La dispersion des trois panneaux du triptyque entre la National Gallery, le Louvre et le Musée des Offices empêche certainement le dialogue qui devait exister entre chacun des éléments du tableau. Ce dépeçage dû aux vicissitudes de l'histoire fait regretter de ne pas pouvoir contempler l'œuvre dans sa plénitude primitive et ce n'est pas une exposition itinérante faisant courir les foules de New York, Londres et Paris qui pourra restituer la fraîcheur initiale des impressions. Ce n'est pas seulement une histoire de bande dessinée mais la vision de trois aspects différents de la bataille : la parade altière des Florentins, la fougue guerrière de la contre attaque et la défaite du camp Siennois par la mise hors de combat de leur chef entraînant le début de la débandade. L'intérêt historique est secondaire. On le laissera volontiers aux guides des musées. Au mieux, insisteront ils sur les aspects techniques de la révolution picturale dont Uccello est le promoteur qui conduira jusqu'au grandes fresques épiques du Romantisme et même par certains aspects à Guernica.   

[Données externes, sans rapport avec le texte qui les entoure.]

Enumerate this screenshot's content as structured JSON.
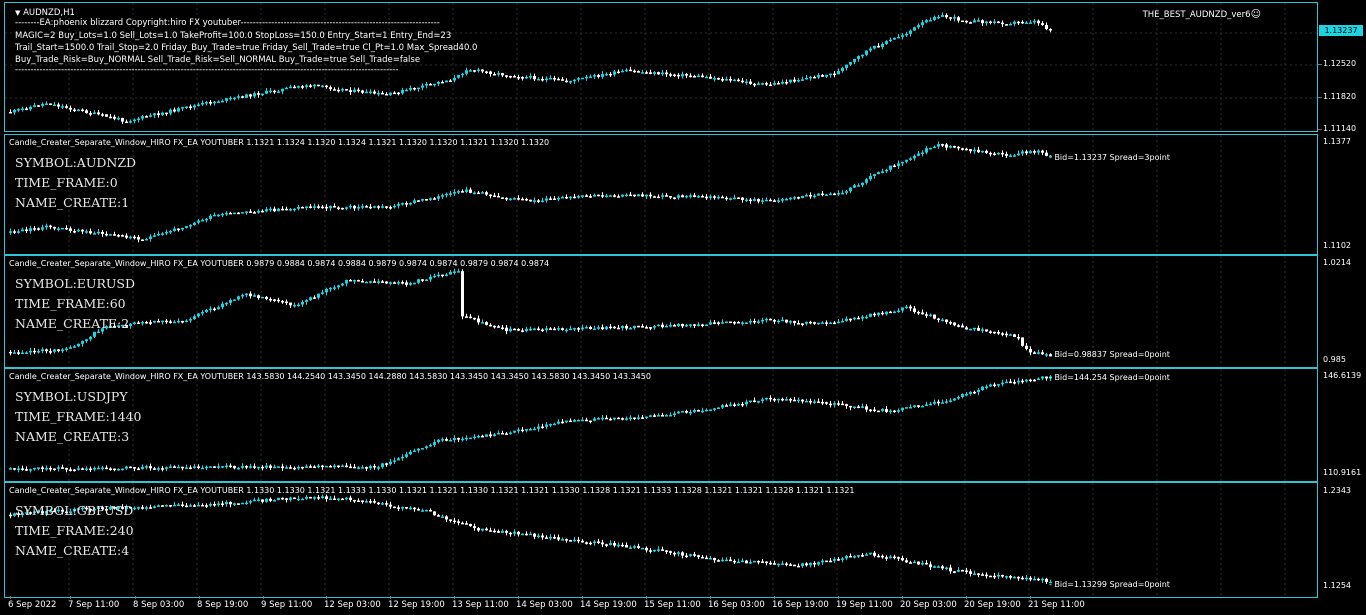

Il est évidemment plus difficile d'expliciter pourquoi ces trois tableaux sont beaux. Il est relativement facile d'expliquer pourquoi ils s'imposent comme des chefs d'œuvre du fait de leur technique picturale, de leur composition et même de leur thème qui rompt avec les sempiternelles scènes bibliques et mythologiques. En revanche, comment dire ce que l'on ressent au delà de la signification des images ? Qu'y a-t-il d'invisible et sans doute d'incommunicable derrière ces scènes de guerre ? Ce serait trop simple d'y voir dans les images de la défaite les ornements de la mort faits de chevaux renversés, d'hommes agonisant. Dans ce troisième volet, le cheval blanc de Bernardino della Ciarda occupe le centre de la scène. Il crève l'écran. Les attaquants convergent sur lui tandis que sa troupe s'enfuit et que deux chevaux morts gisent à ses pieds. Il a l'attitude héroïque du combattant, avec l'angoisse du regard et la fierté du vaincu, face à la morgue des chevaux du vainqueur et le déshonneur des croupes qui se dérobent au combat. Plus que les hommes, ce sont les chevaux qui expriment les affres du combat.

Ne me demandez pas pourquoi c'est beau. Je ne saurais pas vous le dire. La seule chose que je sais, c'est que c'est beau. Ce faisant je m'expose aux sarcasmes de Dubuffet : " La beauté est pure sécrétion de la culture comme les calculs le sont du rein. A cela près que ce calcul là est calcul fantôme, calcul mirage, attrape-nigaud….Beau est un mot qui signifie tout ce que l'on veut. Beau pour un jambon, c'est gros ; pour de l'eau, c'est bien claire ; pour du papier, bien lisse ". Libre à chacun de s'inventer son beau. La beauté, au lieu de n'être qu'un lieu, s'offre partout où il plait à chacun de la susciter.